Секунду Аннаг барахтается в море непонимания. Потом ее накрывает волной осознания, и ветер срывает с ее губ крик.
Инспектор Ганн увидел машины, припаркованные у края дороги, еще издали. Небо было мрачным, черно-синим; со стороны океана накатывали низкие сплошные облака. Дворники размазывали по ветровому стеклу первые капли дождя. По свинцовой глади океана катились белые барашки невысоких волн. На фоне этого пейзажа синий маячок полицейской машины был едва заметен.
Потрепанные дома Сиадера сгрудились под натиском непогоды. Они выглядели словно бы усталыми, но уже явно притерпевшимися к ветрам и дождю. Линию горизонта не нарушает ни одно дерево, только виднеются старые столбы вдоль дороги да ржавые останки тракторов и машин в пустых дворах. Упрямые кусты, вцепившись корнями в скудную почву, храбро размахивают зазеленевшими ветками. Пушица перекатывается под ветром, как океанские волны.
Ганн припарковался возле полицейской машины и вышел.
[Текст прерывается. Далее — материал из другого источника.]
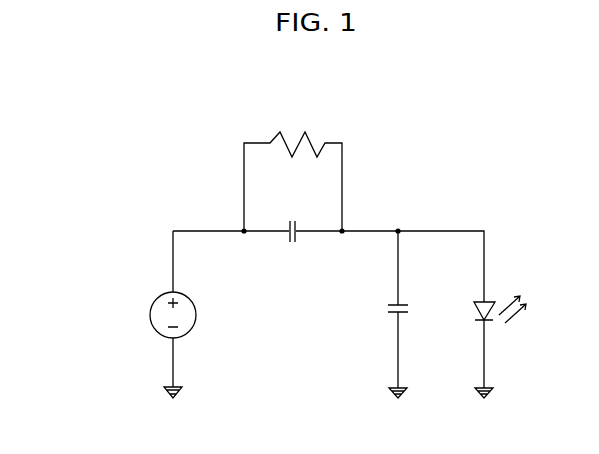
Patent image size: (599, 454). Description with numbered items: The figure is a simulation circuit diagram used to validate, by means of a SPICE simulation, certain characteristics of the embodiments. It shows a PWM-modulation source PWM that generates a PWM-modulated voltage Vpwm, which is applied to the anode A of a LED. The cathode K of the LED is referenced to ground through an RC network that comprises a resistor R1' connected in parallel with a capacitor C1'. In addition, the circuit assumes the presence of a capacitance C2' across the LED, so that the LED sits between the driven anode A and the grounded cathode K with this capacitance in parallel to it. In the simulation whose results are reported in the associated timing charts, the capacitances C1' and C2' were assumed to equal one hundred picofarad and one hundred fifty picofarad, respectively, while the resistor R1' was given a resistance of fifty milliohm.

The resistor R1' is at (293, 155).
The capacitor C1' is at (295, 209).
The capacitance across the LED C2' is at (369, 314).
The PWM-modulation source PWM is at (150, 311).
The PWM-modulated voltage Vpwm is at (228, 293).
The element LED is at (424, 201).
The anode A is at (467, 290).
The cathode K is at (466, 340).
Порыв ветра сразу подхватил и растрепал его густые темные волосы. Ганн закутался в черную стеганую куртку и пожалел, что не надел сапоги. Первый же шаг на мягкую землю — и холодная болотная вода затекла в его туфли, промочила носки. Инспектор добрался до первой торфяной выработки и двинулся вдоль ее края, обходя кучи торфа, выложенные для просушки. Полицейские воткнули в мягкую почву металлические стержни, оградив ужасную находку. Сине-белая полицейская лента гудела и скручивалась под порывами ветра. От домов, стоявших над скалами в полумиле от места происшествия, несло торфяным дымом.
Над телом стояла группа людей, сутулясь на ветру. Санитары в ярко-желтых куртках, готовые увезти тело; полицейские в черных водонепроницаемых плащах и клетчатых шляпах. После такой находки полицейские перестанут думать, что видели в жизни все. Люди молча расступились, пропуская Ганна. Он увидел полицейского врача, тот осматривал тело, опустившись на корточки, аккуратно сметая крошки торфа затянутыми в медицинские перчатки руками. Врач поднял голову, когда инспектор навис над ним. Ганн впервые увидел, насколько коричневая и сморщенная кожа у трупа.
— Он… цветной? — Ганн нахмурился.
— Нет, это из-за торфа. У нас тут представитель белой расы, совсем молодой — лет двадцать с небольшим, или вообще подросток. Классический «болотный человек», отлично сохранился.
— Вы таких уже видели?
— Нет, никогда. Но я про них читал. Здесь хорошо растет болотный мох, потому что ветер с океана приносит соль. А когда корни мха гниют, образуется кислота. Она-то и сохраняет тело, практически мумифицирует его. Все внутренние органы должны быть невредимы.
Ганн с любопытством уставился на мумифицированное тело.
— Как он умер, Мёрдо?
— Похоже, его убили. В области груди ножевые ранения, и горло перерезано. Но настоящую причину смерти назовет только патологоанатом, Джордж, — врач встал, снимая перчатки. — Надо увезти тело, пока дождь не пошел.
Ганн кивнул, не отводя глаз от молодого человека, найденного в торфяном болоте. Черты его лица немного ссохлись, но все же любой из прижизненных знакомых узнал бы его. Разложилась только слабая, незащищенная ткань глаз.